When I walk around this house I can’t help but run into you. You are always here. I just have to hit play in my head and can watch you struggle to put on your work boots with five hunting dogs vying for your attention or watch you stand over the stove frying up some sausage you just made in the butcher shop, me coming in from behind snatching pieces.

When you died, I worried I’d forget you. And now, three and a half years later, I’m starting to lose some of the exactness of my memories; grief sharpened them, time is now softening them. But the house holds them for me.


Do you remember that time we both fell asleep on the couch listening to Kris Kristofferson on vinyl when I was around eight? When you were eight your dad was making you fight bigger neighborhood boys. You got beat up until one day you were stronger than everyone else.

A friend of ours who met you once, in a pleasant encounter, told us later, "strikes me as a dangerous man."

He saw something in your eyes.


In this house, I can watch you stack wood, a proper stack, all the way up to the ceiling. I see you walk behind me while I’m eating breakfast at the counter and poke me in the sides to make me jump. I see you walking in the door exhausted from a day of busting tires at the store, or plowing snow, or cutting wood. I hear the phone ring in the middle of the night and see you walking down the stairs, knowing it’s a service call and you have to drive somewhere and change a tire.

In this house that we both know so well, in late fall, I hung up the phone and walked into the living room, the one that is sinking slowly into the earth, and Mike put his hand on my shoulder. I wanted so badly to keep walking. I heard mom in the kitchen. I didn’t want him to open his mouth but he did. "Don’t," I thought. But he had to. You would be happy he was there for me, dad, he’s a good man, but you knew that.

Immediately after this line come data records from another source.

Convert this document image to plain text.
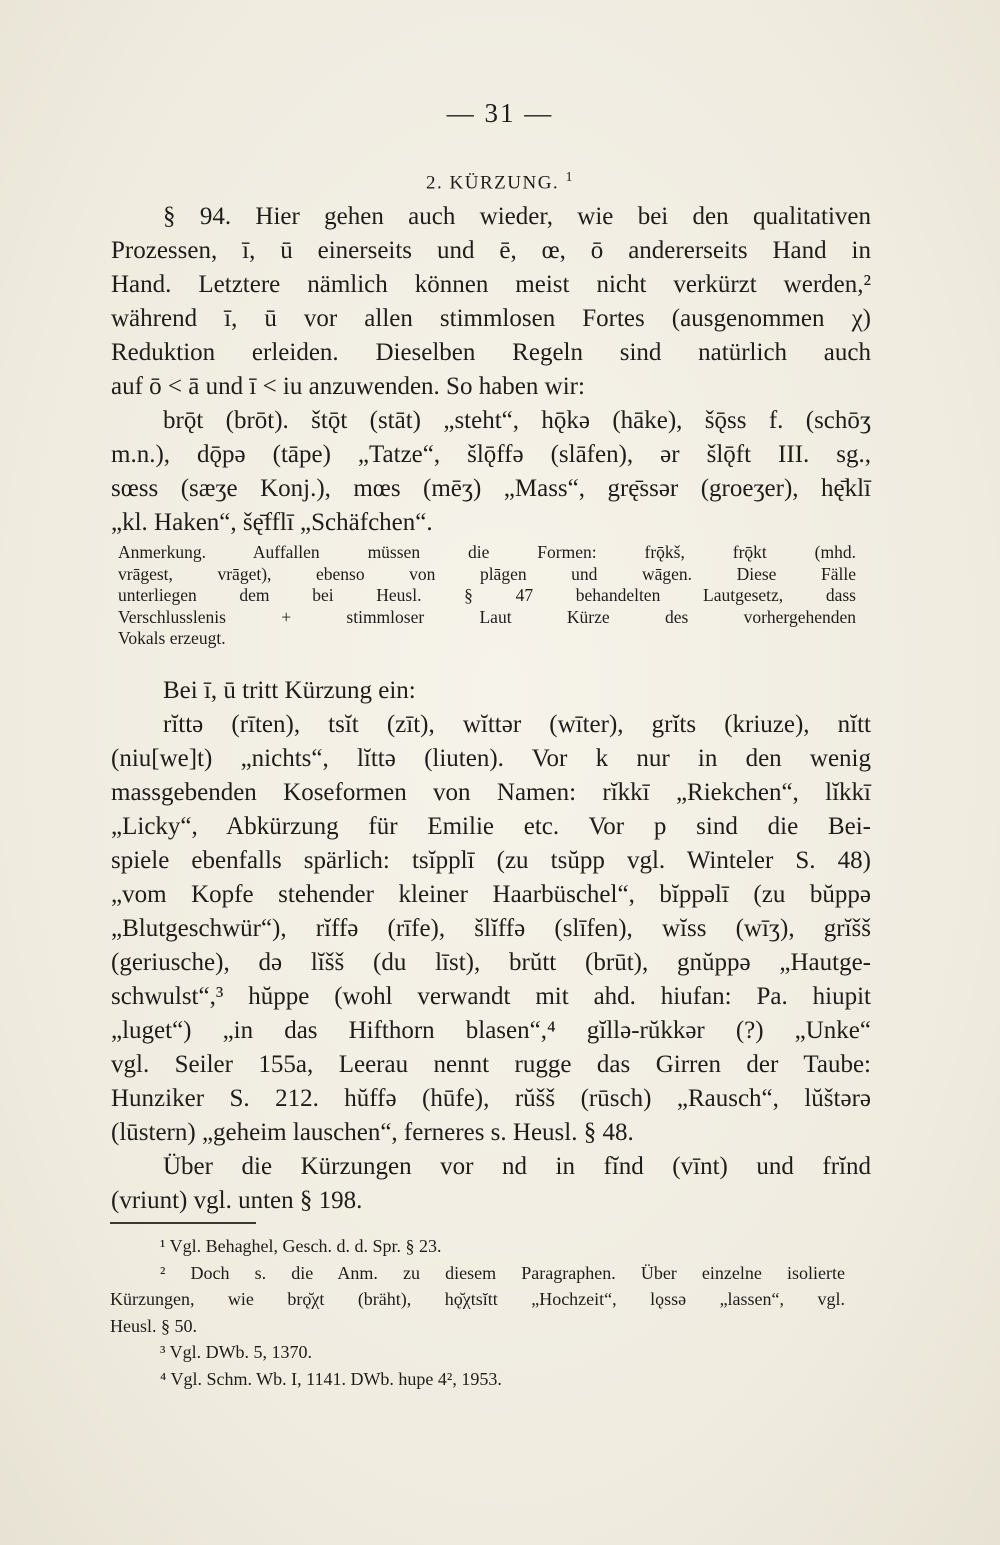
— 31 —
2. KÜRZUNG. $^1$
§ 94. Hier gehen auch wieder, wie bei den qualitativen
Prozessen, ī, ū einerseits und ē, œ, ō andererseits Hand in
Hand. Letztere nämlich können meist nicht verkürzt werden,²
während ī, ū vor allen stimmlosen Fortes (ausgenommen χ)
Reduktion erleiden. Dieselben Regeln sind natürlich auch
auf ō < ā und ī < iu anzuwenden. So haben wir:
brǭt (brōt). štǭt (stāt) „steht“, hǭkə (hāke), šǭss f. (schōʒ
m.n.), dǭpə (tāpe) „Tatze“, šlǭffə (slāfen), ər šlǭft III. sg.,
sœss (sæʒe Konj.), mœs (mēʒ) „Mass“, grę̄ssər (groeʒer), hę̄klī
„kl. Haken“, šę̄fflī „Schäfchen“.
Anmerkung. Auffallen müssen die Formen: frǭkš, frǭkt (mhd.
vrāgest, vrāget), ebenso von plāgen und wāgen. Diese Fälle
unterliegen dem bei Heusl. § 47 behandelten Lautgesetz, dass
Verschlusslenis + stimmloser Laut Kürze des vorhergehenden
Vokals erzeugt.
Bei ī, ū tritt Kürzung ein:
rĭttə (rīten), tsĭt (zīt), wĭttər (wīter), grĭts (kriuze), nĭtt
(niu[we]t) „nichts“, lĭttə (liuten). Vor k nur in den wenig
massgebenden Koseformen von Namen: rĭkkī „Riekchen“, lĭkkī
„Licky“, Abkürzung für Emilie etc. Vor p sind die Bei-
spiele ebenfalls spärlich: tsĭpplī (zu tsŭpp vgl. Winteler S. 48)
„vom Kopfe stehender kleiner Haarbüschel“, bĭppəlī (zu bŭppə
„Blutgeschwür“), rĭffə (rīfe), šlĭffə (slīfen), wĭss (wīʒ), grĭšš
(geriusche), də lĭšš (du līst), brŭtt (brūt), gnŭppə „Hautge-
schwulst“,³ hŭppe (wohl verwandt mit ahd. hiufan: Pa. hiupit
„luget“) „in das Hifthorn blasen“,⁴ gĭllə-rŭkkər (?) „Unke“
vgl. Seiler 155a, Leerau nennt rugge das Girren der Taube:
Hunziker S. 212. hŭffə (hūfe), rŭšš (rūsch) „Rausch“, lŭštərə
(lūstern) „geheim lauschen“, ferneres s. Heusl. § 48.
Über die Kürzungen vor nd in fĭnd (vīnt) und frĭnd
(vriunt) vgl. unten § 198.
¹ Vgl. Behaghel, Gesch. d. d. Spr. § 23.
² Doch s. die Anm. zu diesem Paragraphen. Über einzelne isolierte
Kürzungen, wie brǫ̆χt (bräht), hǫ̆χtsĭtt „Hochzeit“, lǫssə „lassen“, vgl.
Heusl. § 50.
³ Vgl. DWb. 5, 1370.
⁴ Vgl. Schm. Wb. I, 1141. DWb. hupe 4², 1953.
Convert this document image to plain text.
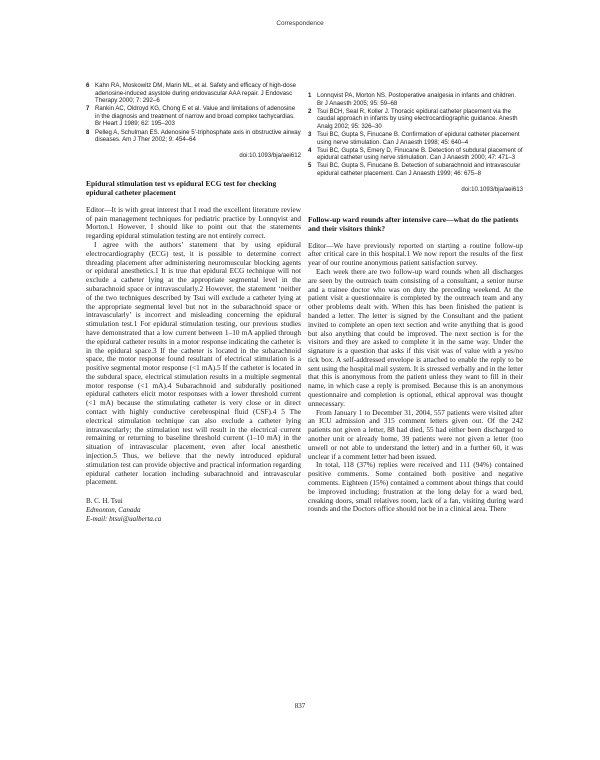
Correspondence
6 Kahn RA, Moskowitz DM, Marin ML, et al. Safety and efficacy of high-dose adenosine-induced asystole during endovascular AAA repair. J Endovasc Therapy 2000; 7: 292–6
7 Rankin AC, Oldroyd KG, Chong E et al. Value and limitations of adenosine in the diagnosis and treatment of narrow and broad complex tachycardias. Br Heart J 1989; 62: 195–203
8 Pelleg A, Schulman ES. Adenosine 5′-triphosphate axis in obstructive airway diseases. Am J Ther 2002; 9: 454–64
doi:10.1093/bja/aei612
Epidural stimulation test vs epidural ECG test for checking epidural catheter placement

Editor—It is with great interest that I read the excellent literature review of pain management techniques for pediatric practice by Lonnqvist and Morton.1 However, I should like to point out that the statements regarding epidural stimulation testing are not entirely correct.

I agree with the authors’ statement that by using epidural electrocardiography (ECG) test, it is possible to determine correct threading placement after administering neuromuscular blocking agents or epidural anesthetics.1 It is true that epidural ECG technique will not exclude a catheter lying at the appropriate segmental level in the subarachnoid space or intravascularly.2 However, the statement ‘neither of the two techniques described by Tsui will exclude a catheter lying at the appropriate segmental level but not in the subarachnoid space or intravascularly’ is incorrect and misleading concerning the epidural stimulation test.1 For epidural stimulation testing, our previous studies have demonstrated that a low current between 1–10 mA applied through the epidural catheter results in a motor response indicating the catheter is in the epidural space.3 If the catheter is located in the subarachnoid space, the motor response found resultant of electrical stimulation is a positive segmental motor response (<1 mA).5 If the catheter is located in the subdural space, electrical stimulation results in a multiple segmental motor response (<1 mA).4 Subarachnoid and subdurally positioned epidural catheters elicit motor responses with a lower threshold current (<1 mA) because the stimulating catheter is very close or in direct contact with highly conductive cerebrospinal fluid (CSF).4 5 The electrical stimulation technique can also exclude a catheter lying intravascularly; the stimulation test will result in the electrical current remaining or returning to baseline threshold current (1–10 mA) in the situation of intravascular placement, even after local anesthetic injection.5 Thus, we believe that the newly introduced epidural stimulation test can provide objective and practical information regarding epidural catheter location including subarachnoid and intravascular placement.

B. C. H. Tsui
Edmonton, Canada
E-mail: btsui@ualberta.ca
1 Lonnqvist PA, Morton NS. Postoperative analgesia in infants and children. Br J Anaesth 2005; 95: 59–68
2 Tsui BCH, Seal R, Koller J. Thoracic epidural catheter placement via the caudal approach in infants by using electrocardiographic guidance. Anesth Analg 2002; 95: 326–30
3 Tsui BC, Gupta S, Finucane B. Confirmation of epidural catheter placement using nerve stimulation. Can J Anaesth 1998; 45: 640–4
4 Tsui BC, Gupta S, Emery D, Finucane B. Detection of subdural placement of epidural catheter using nerve stimulation. Can J Anaesth 2000; 47: 471–3
5 Tsui BC, Gupta S, Finucane B. Detection of subarachnoid and intravascular epidural catheter placement. Can J Anaesth 1999; 46: 675–8
doi:10.1093/bja/aei613
Follow-up ward rounds after intensive care—what do the patients and their visitors think?

Editor—We have previously reported on starting a routine follow-up after critical care in this hospital.1 We now report the results of the first year of our routine anonymous patient satisfaction survey.

Each week there are two follow-up ward rounds when all discharges are seen by the outreach team consisting of a consultant, a senior nurse and a trainee doctor who was on duty the preceding weekend. At the patient visit a questionnaire is completed by the outreach team and any other problems dealt with. When this has been finished the patient is handed a letter. The letter is signed by the Consultant and the patient invited to complete an open text section and write anything that is good but also anything that could be improved. The next section is for the visitors and they are asked to complete it in the same way. Under the signature is a question that asks if this visit was of value with a yes/no tick box. A self-addressed envelope is attached to enable the reply to be sent using the hospital mail system. It is stressed verbally and in the letter that this is anonymous from the patient unless they want to fill in their name, in which case a reply is promised. Because this is an anonymous questionnaire and completion is optional, ethical approval was thought unnecessary.

From January 1 to December 31, 2004, 557 patients were visited after an ICU admission and 315 comment letters given out. Of the 242 patients not given a letter, 88 had died, 55 had either been discharged to another unit or already home, 39 patients were not given a letter (too unwell or not able to understand the letter) and in a further 60, it was unclear if a comment letter had been issued.

In total, 118 (37%) replies were received and 111 (94%) contained positive comments. Some contained both positive and negative comments. Eighteen (15%) contained a comment about things that could be improved including; frustration at the long delay for a ward bed, creaking doors, small relatives room, lack of a fan, visiting during ward rounds and the Doctors office should not be in a clinical area. There

837
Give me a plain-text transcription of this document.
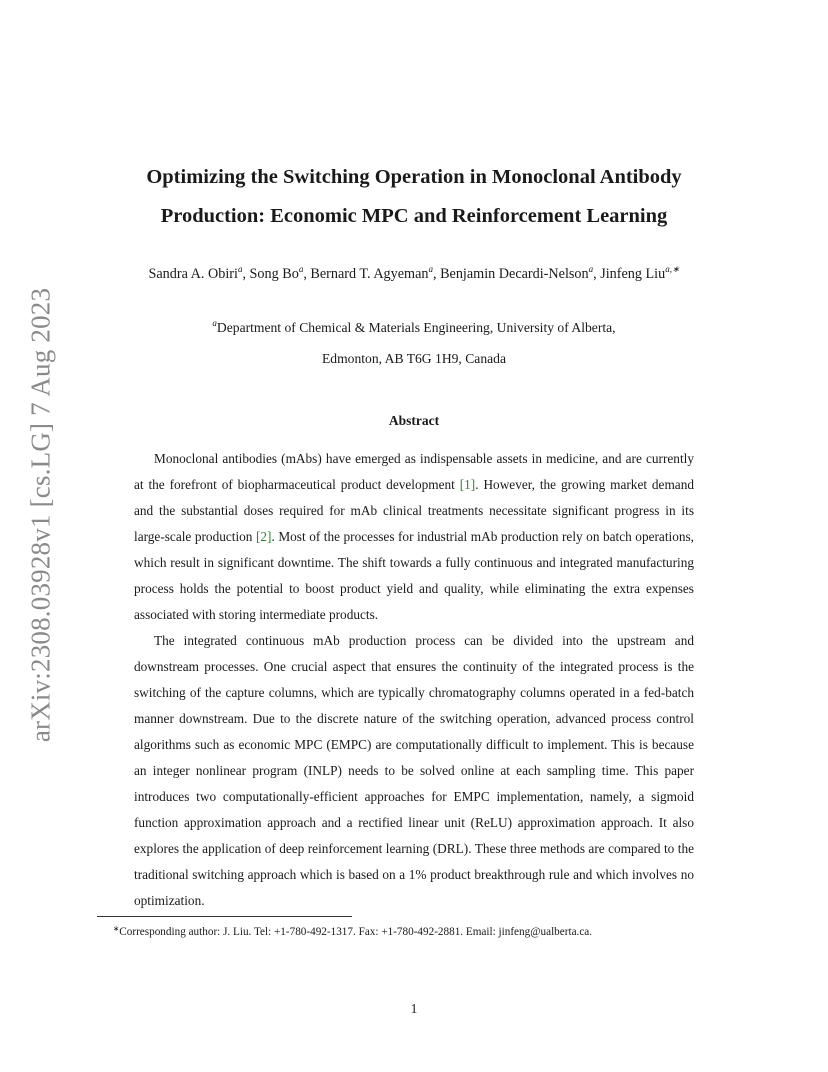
arXiv:2308.03928v1 [cs.LG] 7 Aug 2023
Optimizing the Switching Operation in Monoclonal Antibody
Production: Economic MPC and Reinforcement Learning
Sandra A. Obiri$^a$, Song Bo$^a$, Bernard T. Agyeman$^a$, Benjamin Decardi-Nelson$^a$, Jinfeng Liu$^{a,∗}$
$^a$Department of Chemical & Materials Engineering, University of Alberta,
Edmonton, AB T6G 1H9, Canada
Abstract

Monoclonal antibodies (mAbs) have emerged as indispensable assets in medicine, and are currently at the forefront of biopharmaceutical product development [1]. However, the growing market demand and the substantial doses required for mAb clinical treatments necessitate significant progress in its large-scale production [2]. Most of the processes for industrial mAb production rely on batch operations, which result in significant downtime. The shift towards a fully continuous and integrated manufacturing process holds the potential to boost product yield and quality, while eliminating the extra expenses associated with storing intermediate products.

The integrated continuous mAb production process can be divided into the upstream and downstream processes. One crucial aspect that ensures the continuity of the integrated process is the switching of the capture columns, which are typically chromatography columns operated in a fed-batch manner downstream. Due to the discrete nature of the switching operation, advanced process control algorithms such as economic MPC (EMPC) are computationally difficult to implement. This is because an integer nonlinear program (INLP) needs to be solved online at each sampling time. This paper introduces two computationally-efficient approaches for EMPC implementation, namely, a sigmoid function approximation approach and a rectified linear unit (ReLU) approximation approach. It also explores the application of deep reinforcement learning (DRL). These three methods are compared to the traditional switching approach which is based on a 1% product breakthrough rule and which involves no optimization.

∗Corresponding author: J. Liu. Tel: +1-780-492-1317. Fax: +1-780-492-2881. Email: jinfeng@ualberta.ca.
1
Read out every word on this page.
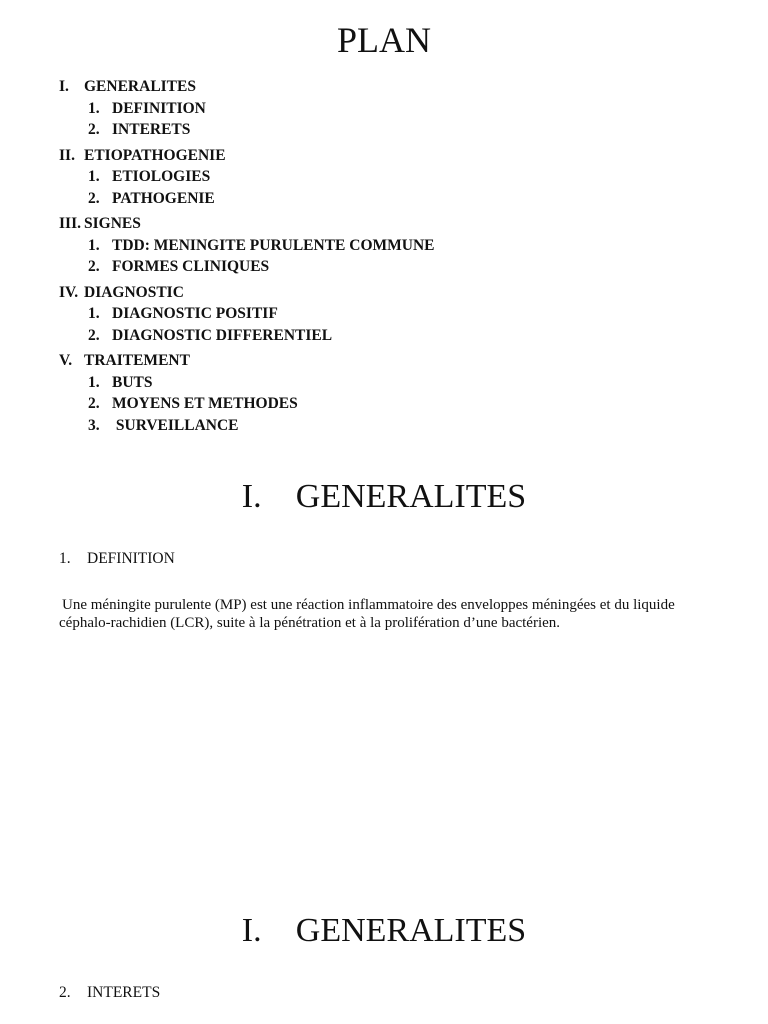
PLAN
I. GENERALITES
1. DEFINITION
2. INTERETS
II. ETIOPATHOGENIE
1. ETIOLOGIES
2. PATHOGENIE
III. SIGNES
1. TDD: MENINGITE PURULENTE COMMUNE
2. FORMES CLINIQUES
IV. DIAGNOSTIC
1. DIAGNOSTIC POSITIF
2. DIAGNOSTIC DIFFERENTIEL
V. TRAITEMENT
1. BUTS
2. MOYENS ET METHODES
3. SURVEILLANCE
I. GENERALITES
1. DEFINITION

Une méningite purulente (MP) est une réaction inflammatoire des enveloppes méningées et du liquide céphalo-rachidien (LCR), suite à la pénétration et à la prolifération d’une bactérien.

I. GENERALITES
2. INTERETS
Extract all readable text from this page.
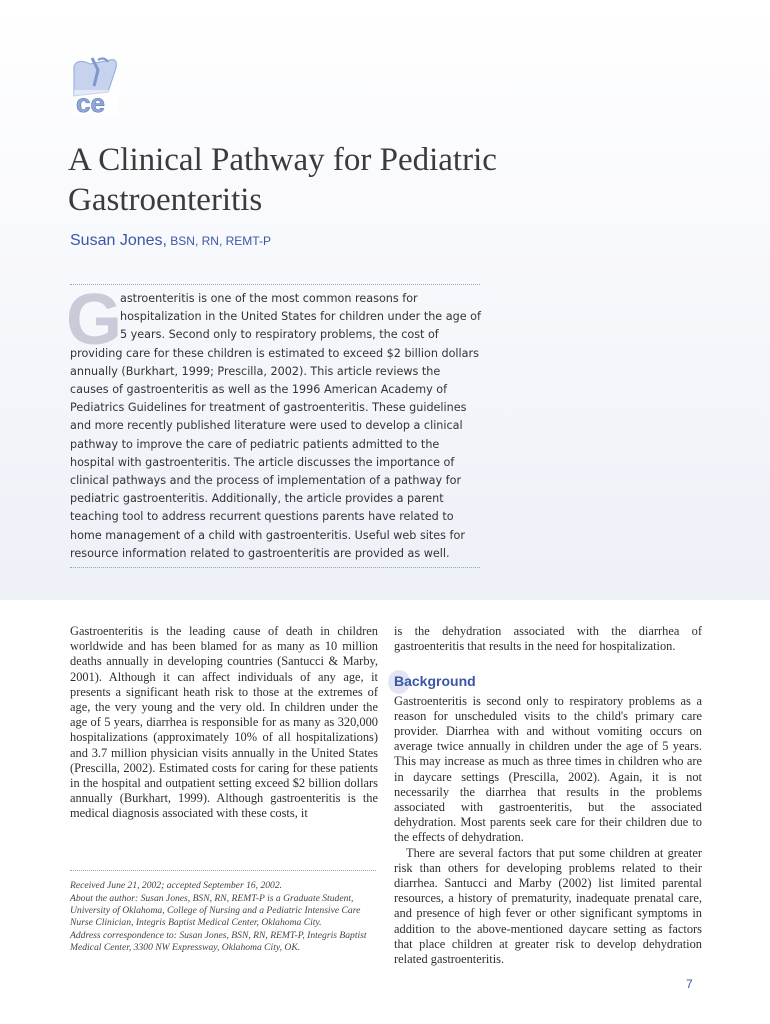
ce
A Clinical Pathway for Pediatric Gastroenteritis
Susan Jones, BSN, RN, REMT-P
G

astroenteritis is one of the most common reasons for hospitalization in the United States for children under the age of 5 years. Second only to respiratory problems, the cost of providing care for these children is estimated to exceed $2 billion dollars annually (Burkhart, 1999; Prescilla, 2002). This article reviews the causes of gastroenteritis as well as the 1996 American Academy of Pediatrics Guidelines for treatment of gastroenteritis. These guidelines and more recently published literature were used to develop a clinical pathway to improve the care of pediatric patients admitted to the hospital with gastroenteritis. The article discusses the importance of clinical pathways and the process of implementation of a pathway for pediatric gastroenteritis. Additionally, the article provides a parent teaching tool to address recurrent questions parents have related to home management of a child with gastroenteritis. Useful web sites for resource information related to gastroenteritis are provided as well.

Gastroenteritis is the leading cause of death in children worldwide and has been blamed for as many as 10 million deaths annually in developing countries (Santucci & Marby, 2001). Although it can affect individuals of any age, it presents a significant heath risk to those at the extremes of age, the very young and the very old. In children under the age of 5 years, diarrhea is responsible for as many as 320,000 hospitalizations (approximately 10% of all hospitalizations) and 3.7 million physician visits annually in the United States (Prescilla, 2002). Estimated costs for caring for these patients in the hospital and outpatient setting exceed $2 billion dollars annually (Burkhart, 1999). Although gastroenteritis is the medical diagnosis associated with these costs, it

Received June 21, 2002; accepted September 16, 2002.

About the author: Susan Jones, BSN, RN, REMT-P is a Graduate Student, University of Oklahoma, College of Nursing and a Pediatric Intensive Care Nurse Clinician, Integris Baptist Medical Center, Oklahoma City.

Address correspondence to: Susan Jones, BSN, RN, REMT-P, Integris Baptist Medical Center, 3300 NW Expressway, Oklahoma City, OK.

is the dehydration associated with the diarrhea of gastroenteritis that results in the need for hospitalization.

Background

Gastroenteritis is second only to respiratory problems as a reason for unscheduled visits to the child's primary care provider. Diarrhea with and without vomiting occurs on average twice annually in children under the age of 5 years. This may increase as much as three times in children who are in daycare settings (Prescilla, 2002). Again, it is not necessarily the diarrhea that results in the problems associated with gastroenteritis, but the associated dehydration. Most parents seek care for their children due to the effects of dehydration.

There are several factors that put some children at greater risk than others for developing problems related to their diarrhea. Santucci and Marby (2002) list limited parental resources, a history of prematurity, inadequate prenatal care, and presence of high fever or other significant symptoms in addition to the above-mentioned daycare setting as factors that place children at greater risk to develop dehydration related gastroenteritis.

7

“Your dad shot himself.” Mike said. He was strong for me.

Do you remember the first time you met him? You shook his hand and said, “if you make her happy, I’m happy.” Thank you for that.

The mind works so quickly. In a split second I thought, “why would you say something like that to me?” and then “but he’s not dead right?” and then I collapsed on the wood floor.


I want to ask you about the day you told your mom that your little sister took too many pills and drank too much vodka. I remember it so clearly. When you found out, you and I got in the truck and drove to grandma’s. We took the elevator up four floors. We didn’t talk. I was scared of you sometimes. My grandmother opened the door and saw your face. I saw her buckle and sway. That is what I must have looked like to Mike.

You said, “She’s dead Ma.” You always called her Ma. And then you grabbed her for a hug. It was a tight, big hug that felt like you were being swallowed.

After you let her go, she composed herself. She wasn’t crying but you were. She asked you how. You told her. She said, “Well, I guess that was a waste of money on rehab.”

I can feel the stillness in the room.

Now this memory is only mine.


When is it appropriate to tell these things about a family? I don’t think you’d mind. In fact, I know you wouldn’t. There’s a lot more to tell.


I am glad now that it was this house that held me up when I fell, that I was in the house you loved. We sat in the kitchen all day. I don’t remember what we talked about but it seemed right that we were all sitting around the old kitchen table that hasn't moved in decades. I know now that a place can make pain and grief easier to bear. Every time I consider tearing it down and building something new, I am stopped because of what it holds for me.

When I fall asleep in the bedroom that I’ve always known, I dream that you are not dead. In these dreams we are talking and I am flooded with relief. You dying, I think, that was just a big mistake. Thank god.

When will those stop, do you think?


Do you remember when you were in rehab in Colorado and I came to visit? We broke the rules and you came out to my car to see Lena. You weren't supposed to leave the campus. I was nervous we would get caught. You were always breaking rules. She whined she was so happy to see you.

I was having a hard time, the hardest time I could remember, and for a moment you weren't thinking about your own pain.

You held on to my hand while I talked. You gave me a huge hug, my ribs hurt, and you didn’t let go.